In California, where the demonstration project was called Cal MediConnect, Hollister and Chapman identified a number of best practices, especially for states where managed care is firmly established.

For example, one of the challenges all states had to address was defining the role and qualifications of the care coordinator. In California, three-way contracts between CMS, the state and each health plan called for plans to use “dementia care specialists,” which were initially simply defined as bachelor’s-level positions. Alzheimer’s groups pressed to define these positions as more professional – mostly nurses or social workers in care management departments. Convinced that care managers play a critical role in improving dementia care, AlzGLA successfully secured funding to design a training, technical assistance and advocacy program targeting this service.

One aspect of the program was free training that taught health plan care coordinators about the disease, the caregiver’s role, the kinds of resources available in the community and ways to manage challenging behaviors that accompany dementia. This training helped the coordinators do a better job of connecting families with the proper resources and educating them about how to care for their loved ones, thus enabling them to become better partners in an interdisciplinary care team.

“We did post-training surveys and are doing a six-month follow-up to see whether care coordinators retained the knowledge and whether, for example, there was an increase in referrals to community-based organizations,” says Hollister.

Some health plans are already convinced of the value and have offered to pay for the training moving ahead. “They now understand the business case and are also motivated by a desire to deliver better-quality care,” says Cherry.

South Carolina offers another “best practice” model, albeit from a distinctly different angle, says Hollister. “One thing South Carolina highlights is how you can start from scratch with these contracts in a state where there is very little history of managed care,” she says. “South Carolina insisted that plans use social workers as care coordinators and that the plans create a unified data system that connects directly with the state’s departments of health,” says Hollister. “That enabled efficient care coordination, because it made sure all stakeholders were aware of the dementia diagnosis and who the caregiver is.”
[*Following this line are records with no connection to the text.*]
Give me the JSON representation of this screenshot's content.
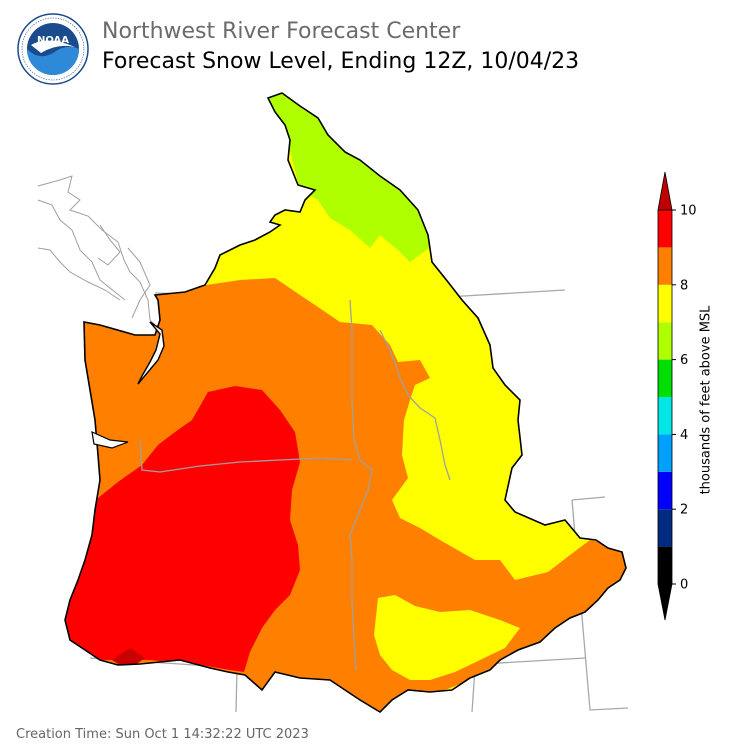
{
  "header": {
    "org_title": "Northwest River Forecast Center",
    "map_title": "Forecast Snow Level, Ending 12Z, 10/04/23"
  },
  "logo": {
    "icon": "noaa-logo-icon",
    "center_text": "NOAA",
    "ring_text": "NATIONAL OCEANIC AND ATMOSPHERIC ADMINISTRATION · U.S. DEPARTMENT OF COMMERCE",
    "colors": {
      "ring": "#ffffff",
      "outer": "#1a4b8c",
      "sky": "#2e8ad8",
      "bird": "#ffffff"
    }
  },
  "colorbar": {
    "axis_label": "thousands of feet above MSL",
    "ticks": [
      "0",
      "2",
      "4",
      "6",
      "8",
      "10"
    ],
    "bands": [
      {
        "range": "0-1",
        "color": "#000000"
      },
      {
        "range": "1-2",
        "color": "#002b80"
      },
      {
        "range": "2-3",
        "color": "#0000ff"
      },
      {
        "range": "3-4",
        "color": "#00a0ff"
      },
      {
        "range": "4-5",
        "color": "#00e5e5"
      },
      {
        "range": "5-6",
        "color": "#00e000"
      },
      {
        "range": "6-7",
        "color": "#b0ff00"
      },
      {
        "range": "7-8",
        "color": "#ffff00"
      },
      {
        "range": "8-9",
        "color": "#ff8000"
      },
      {
        "range": "9-10",
        "color": "#ff0000"
      }
    ],
    "extend_high_color": "#c00000",
    "extend_low_color": "#000000"
  },
  "map": {
    "region": "Columbia River Basin and Pacific Northwest coastal basins",
    "boundary_color": "#000000",
    "state_line_color": "#a0a0a0",
    "zones": [
      {
        "name": "northern-canadian-headwaters",
        "snow_level_kft": "6-7",
        "color": "#b0ff00"
      },
      {
        "name": "northern-interior-and-montana",
        "snow_level_kft": "7-8",
        "color": "#ffff00"
      },
      {
        "name": "washington-and-idaho-interior",
        "snow_level_kft": "8-9",
        "color": "#ff8000"
      },
      {
        "name": "oregon-interior-and-coast",
        "snow_level_kft": "9-10",
        "color": "#ff0000"
      },
      {
        "name": "upper-snake-pocket",
        "snow_level_kft": "7-8",
        "color": "#ffff00"
      }
    ]
  },
  "footer": {
    "creation_time": "Creation Time: Sun Oct 1 14:32:22 UTC 2023"
  }
}
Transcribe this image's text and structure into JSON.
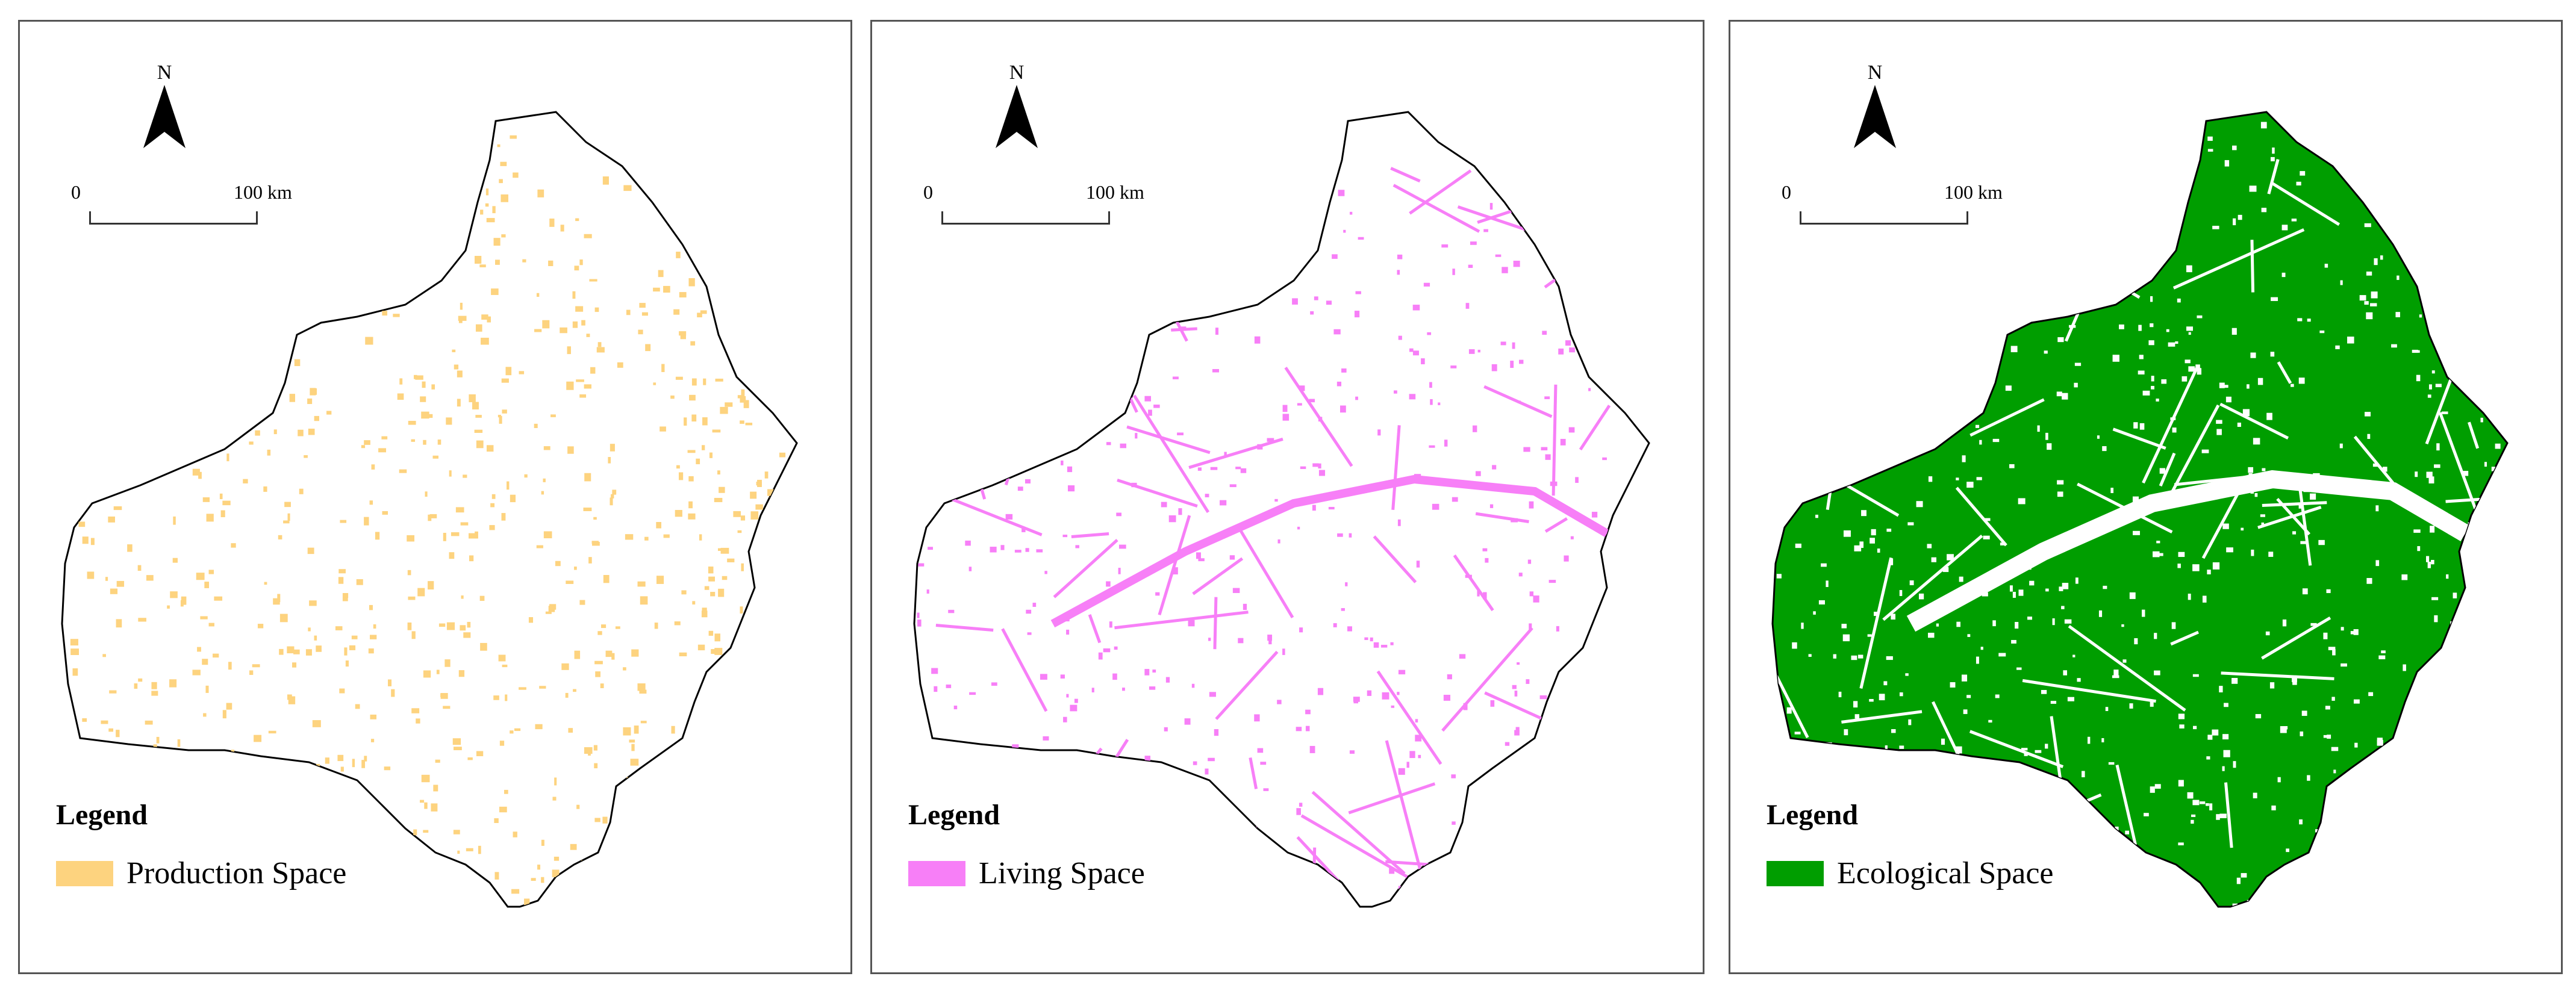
{
  "colors": {
    "production": "#fdd37f",
    "living": "#f77ff7",
    "ecological": "#009e00",
    "boundary": "#000000"
  },
  "panels": [
    {
      "north_label": "N",
      "scale": {
        "zero": "0",
        "max": "100 km"
      },
      "legend": {
        "title": "Legend",
        "label": "Production Space",
        "color": "#fdd37f"
      },
      "layer": "production"
    },
    {
      "north_label": "N",
      "scale": {
        "zero": "0",
        "max": "100 km"
      },
      "legend": {
        "title": "Legend",
        "label": "Living Space",
        "color": "#f77ff7"
      },
      "layer": "living"
    },
    {
      "north_label": "N",
      "scale": {
        "zero": "0",
        "max": "100 km"
      },
      "legend": {
        "title": "Legend",
        "label": "Ecological Space",
        "color": "#009e00"
      },
      "layer": "ecological"
    }
  ]
}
She also notes that South Carolina insisted on standardized health risk assessments to help identify ADRD patients, as well as separate assessments to ascertain the capacity of the caregiver.

“This helped plans flag caregivers who needed more support and services,” says Hollister. To provide some of that support, South Carolina used Medicaid dollars to support caregiver education in partnership with local universities and the state’s Alzheimer’s Association chapter.

A Wider Influence

After Hollister presented a nationwide webinar on the HRSA report, interest began gathering from CMS, state governments and advocacy groups across the country.

“One of our priorities now is to take lessons learned and get them out there and accessible to other states,” says Cherry. “We think everything we are doing will be relevant to health plans that serve older populations, because even if they’re only responsible for Medicare dollars, identifying people with dementia and their family caregiver can avoid some ED [emergency department] visits and hospital stays; one hospital stay can sometimes pay for the cost of a nurse care manager for part or all of a year.”

Better still, says Cherry, identifying best practices – as Hollister and Chapman have done – can shape ongoing development of quality measures specific to the ADRD population.

“Health plans and policymakers are very interested in this issue of getting the right care in the right place for a lower cost,” says Hollister. “If we can continue to demonstrate some of that is happening with Alzheimer’s disease, I believe interest will grow.”